Posted by: Farmer Joe | 2011-01-26 2:19:44 PM


To paraphrase P.J. O'ROURKE

The Liberals are the party that says government will make you smarter, taller, richer, and remove the weeds on your lawn. The Conservatives are the party that says government doesn't work and then get elected and prove it.

Posted by: Farmer Joe | 2011-01-26 2:24:19 PM


I have to challenge you on the idea that Indians and Chinese are too busy working to eat. I know quite a few Chinese, and they spend a lot more time eating than most European Canadians. They stay thin because their traditional foods are pretty low in nutrients, compared to ours. They also spend a lot more time cooking, in fact, their society spends more time think about, gathering, preparing, and eating their traditional foods.
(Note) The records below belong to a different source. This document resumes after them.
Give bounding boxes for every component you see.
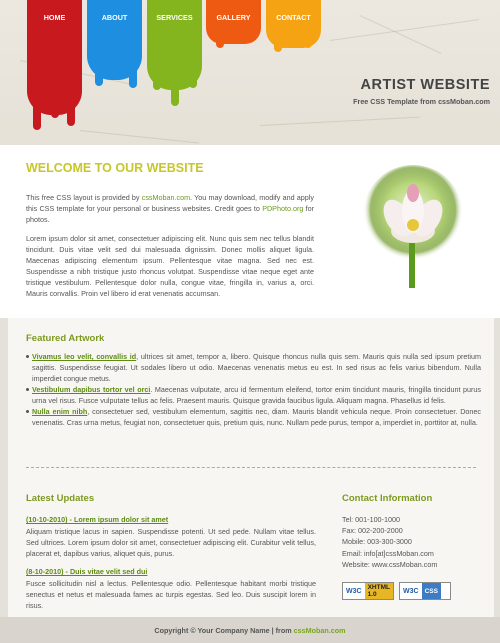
divider <box>26 467 476 468</box>
featured-link[interactable]: Vivamus leo velit, convallis id <box>32 352 136 361</box>
lotus-flower-image <box>363 165 463 288</box>
contact-title: Contact Information <box>342 493 433 504</box>
featured-title: Featured Artwork <box>26 333 105 344</box>
nav-tab-label: HOME <box>43 13 66 22</box>
contact-mobile: Mobile: 003-300-3000 <box>342 537 412 547</box>
nav-tab-about[interactable]: ABOUT <box>87 0 142 88</box>
nav-tab-services[interactable]: SERVICES <box>147 0 202 106</box>
copyright-text: Copyright © Your Company Name | from <box>154 626 294 635</box>
contact-email: Email: info[at]cssMoban.com <box>342 548 434 558</box>
paint-drip <box>304 38 312 48</box>
featured-list: Vivamus leo velit, convallis id, ultrice… <box>26 351 481 428</box>
nav-tab-contact[interactable]: CONTACT <box>266 0 321 52</box>
news-text: Aliquam tristique lacus in sapien. Suspe… <box>26 527 316 558</box>
paint-drip <box>95 66 103 86</box>
paint-drip <box>51 100 59 118</box>
nav-tab-label: SERVICES <box>156 13 193 22</box>
site-title: ARTIST WEBSITE <box>360 77 490 93</box>
badge-standard: XHTML 1.0 <box>364 583 393 599</box>
nav-tab-label: ABOUT <box>101 13 128 22</box>
paint-drip <box>189 76 197 88</box>
news-date-link[interactable]: (10-10-2010) - Lorem ipsum dolor sit ame… <box>26 515 168 524</box>
wall-crack <box>330 19 479 41</box>
news-date-link[interactable]: (8-10-2010) - Duis vitae velit sed dui <box>26 567 147 576</box>
featured-link[interactable]: Vestibulum dapibus tortor vel orci <box>32 385 150 394</box>
site-tagline: Free CSS Template from cssMoban.com <box>353 97 490 106</box>
pdphoto-link[interactable]: PDPhoto.org <box>262 204 303 213</box>
welcome-title: WELCOME TO OUR WEBSITE <box>26 161 204 175</box>
intro-text: This free CSS layout is provided by <box>26 193 142 202</box>
paint-drip <box>171 76 179 106</box>
paint-drip <box>129 66 137 88</box>
paint-drip <box>242 34 250 42</box>
featured-link[interactable]: Nulla enim nibh <box>32 407 87 416</box>
contact-info: Tel: 001-100-1000 Fax: 002-200-2000 Mobi… <box>342 514 437 570</box>
featured-text: , consectetuer sed, vestibulum elementum… <box>32 407 481 427</box>
contact-fax: Fax: 002-200-2000 <box>342 526 403 536</box>
css-valid-badge[interactable]: W3C CSS <box>399 582 451 600</box>
cssmoban-link[interactable]: cssMoban.com <box>142 193 190 202</box>
list-item: Vestibulum dapibus tortor vel orci. Maec… <box>26 384 481 406</box>
contact-tel: Tel: 001-100-1000 <box>342 515 400 524</box>
nav-tab-label: CONTACT <box>276 13 311 22</box>
badge-label: XHTML <box>367 584 390 591</box>
wall-crack <box>260 116 420 126</box>
updates-title: Latest Updates <box>26 493 95 504</box>
page: HOME ABOUT SERVICES GALLERY CONTACT ARTI… <box>0 0 500 643</box>
nav-tab-gallery[interactable]: GALLERY <box>206 0 261 48</box>
welcome-section: WELCOME TO OUR WEBSITE This free CSS lay… <box>0 145 500 318</box>
news-text: Fusce sollicitudin nisl a lectus. Pellen… <box>26 579 316 610</box>
bottom-section: Latest Updates (10-10-2010) - Lorem ipsu… <box>8 478 494 617</box>
list-item: Vivamus leo velit, convallis id, ultrice… <box>26 351 481 384</box>
badge-version: 1.0 <box>367 591 377 598</box>
paint-drip <box>67 100 75 126</box>
paint-drip <box>216 34 224 48</box>
nav-tab-home[interactable]: HOME <box>27 0 82 130</box>
badge-standard: CSS <box>421 583 441 599</box>
footer-text: Copyright © Your Company Name | from css… <box>0 626 500 635</box>
welcome-body: Lorem ipsum dolor sit amet, consectetuer… <box>26 234 314 298</box>
paint-drip <box>33 100 41 130</box>
contact-website: Website: www.cssMoban.com <box>342 559 438 569</box>
welcome-intro: This free CSS layout is provided by cssM… <box>26 192 314 225</box>
w3c-logo: W3C <box>346 587 362 595</box>
wall-crack <box>79 130 200 144</box>
w3c-logo: W3C <box>403 587 419 595</box>
paint-drip <box>113 66 121 74</box>
xhtml-valid-badge[interactable]: W3C XHTML 1.0 <box>342 582 394 600</box>
list-item: Nulla enim nibh, consectetuer sed, vesti… <box>26 406 481 428</box>
header: HOME ABOUT SERVICES GALLERY CONTACT ARTI… <box>0 0 500 145</box>
paint-drip <box>153 76 161 90</box>
nav-tab-label: GALLERY <box>216 13 251 22</box>
badge-label: CSS <box>424 587 438 595</box>
paint-drip <box>274 38 282 52</box>
featured-section: Featured Artwork Vivamus leo velit, conv… <box>8 318 494 478</box>
footer: Copyright © Your Company Name | from css… <box>0 617 500 643</box>
footer-link[interactable]: cssMoban.com <box>294 626 346 635</box>
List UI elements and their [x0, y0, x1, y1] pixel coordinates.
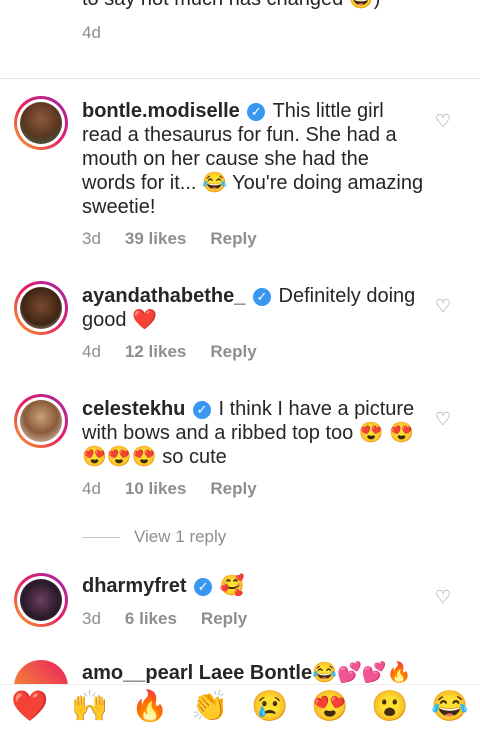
comment-text: 🥰	[219, 575, 245, 597]
heart-emoji-button[interactable]: ❤️	[11, 690, 48, 724]
comment-username[interactable]: celestekhu	[82, 398, 185, 420]
avatar[interactable]	[14, 394, 68, 448]
clapping-emoji-button[interactable]: 👏	[191, 690, 228, 724]
comment-meta: 3d 6 likes Reply	[82, 609, 271, 629]
heart-outline-icon[interactable]: ♡	[434, 112, 452, 130]
comment-body: bontle.modiselle ✓ This little girl read…	[82, 99, 424, 219]
comment-time: 4d	[82, 342, 101, 361]
partial-comment: amo__pearl Laee Bontle😂💕💕🔥	[82, 662, 412, 684]
previous-comment-text: to say not much has changed 😄)	[82, 0, 462, 12]
verified-badge-icon: ✓	[247, 103, 266, 121]
divider	[0, 78, 480, 79]
fire-emoji-button[interactable]: 🔥	[131, 690, 168, 724]
likes-count[interactable]: 12 likes	[125, 342, 186, 362]
verified-badge-icon: ✓	[192, 401, 211, 419]
heart-outline-icon[interactable]: ♡	[434, 410, 452, 428]
comment-time: 4d	[82, 479, 101, 498]
comment-meta: 3d 39 likes Reply	[82, 229, 281, 249]
comment-meta: 4d 10 likes Reply	[82, 479, 281, 499]
verified-badge-icon: ✓	[252, 288, 271, 306]
comment-username[interactable]: bontle.modiselle	[82, 100, 240, 122]
crying-emoji-button[interactable]: 😢	[251, 690, 288, 724]
comment-time: 3d	[82, 229, 101, 248]
previous-comment-time: 4d	[82, 23, 101, 42]
laughing-emoji-button[interactable]: 😂	[431, 690, 468, 724]
view-replies-line	[82, 536, 120, 538]
comment-username[interactable]: ayandathabethe_	[82, 285, 245, 307]
comment-meta: 4d 12 likes Reply	[82, 342, 281, 362]
view-replies-button[interactable]: View 1 reply	[82, 527, 226, 547]
avatar[interactable]	[14, 96, 68, 150]
verified-badge-icon: ✓	[194, 578, 213, 596]
reply-button[interactable]: Reply	[201, 609, 247, 629]
heart-outline-icon[interactable]: ♡	[434, 588, 452, 606]
reply-button[interactable]: Reply	[210, 479, 256, 499]
emoji-quick-bar: ❤️ 🙌 🔥 👏 😢 😍 😮 😂	[0, 684, 480, 729]
reply-button[interactable]: Reply	[210, 229, 256, 249]
heart-outline-icon[interactable]: ♡	[434, 297, 452, 315]
raised-hands-emoji-button[interactable]: 🙌	[71, 690, 108, 724]
likes-count[interactable]: 10 likes	[125, 479, 186, 499]
view-replies-label: View 1 reply	[134, 527, 227, 546]
heart-eyes-emoji-button[interactable]: 😍	[311, 690, 348, 724]
comment-username[interactable]: dharmyfret	[82, 575, 186, 597]
comment-body: ayandathabethe_ ✓ Definitely doing good …	[82, 284, 424, 332]
comment-time: 3d	[82, 609, 101, 628]
likes-count[interactable]: 39 likes	[125, 229, 186, 249]
reply-button[interactable]: Reply	[210, 342, 256, 362]
previous-comment-fragment: to say not much has changed 😄) 4d	[82, 0, 462, 46]
avatar[interactable]	[14, 573, 68, 627]
comment-body: dharmyfret ✓ 🥰	[82, 574, 424, 598]
avatar[interactable]	[14, 281, 68, 335]
comment-body: celestekhu ✓ I think I have a picture wi…	[82, 397, 424, 469]
likes-count[interactable]: 6 likes	[125, 609, 177, 629]
surprised-emoji-button[interactable]: 😮	[371, 690, 408, 724]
This fact actually strengthen the argument that intervention could have an effect on obesity. Unfortunately, it only works on people who pay attention, and that's a very small segment of the population. It's a waste of time, no matter why you disagree with it, morally, or practically.

Posted by: dp | 2011-01-26 4:21:05 PM


It stands to reason that every smoker who quits gains 30 lbs. Henceforth every porker that starts smoking will lose 30 lbs.
I just love it when the solutions all come together.

Posted by: peterj | 2011-01-26 9:38:29 PM


“If you tell a lie big enough and keep repeating it, people will eventually come to believe it. The lie can be maintained only for such time as the State can shield the people from the political, economic and/or military consequences of the lie. It thus becomes vitally important for the State to use all of its powers to repress dissent, for the truth is the mortal enemy of the lie, and thus by extension, the truth is the greatest enemy of the State.”

Joseph Goebbels
Reich Minister of Public Enlightenment and Propaganda

Think about this every time a politician, bureaucrat or journolister opens his/her mouth to tell us how we should live our lives.

Posted by: B | 2011-01-26 9:52:51 PM


Government encouraged dairy suppliers to produce dairy products with less fat , skim milk and so on.
Obviously that hasnt worked people are fatter than ever, so now what are they gonna do.
Insulin is a fat storing hormone , the more starchy the food the more insulin is created and then ultimately more fat is stored.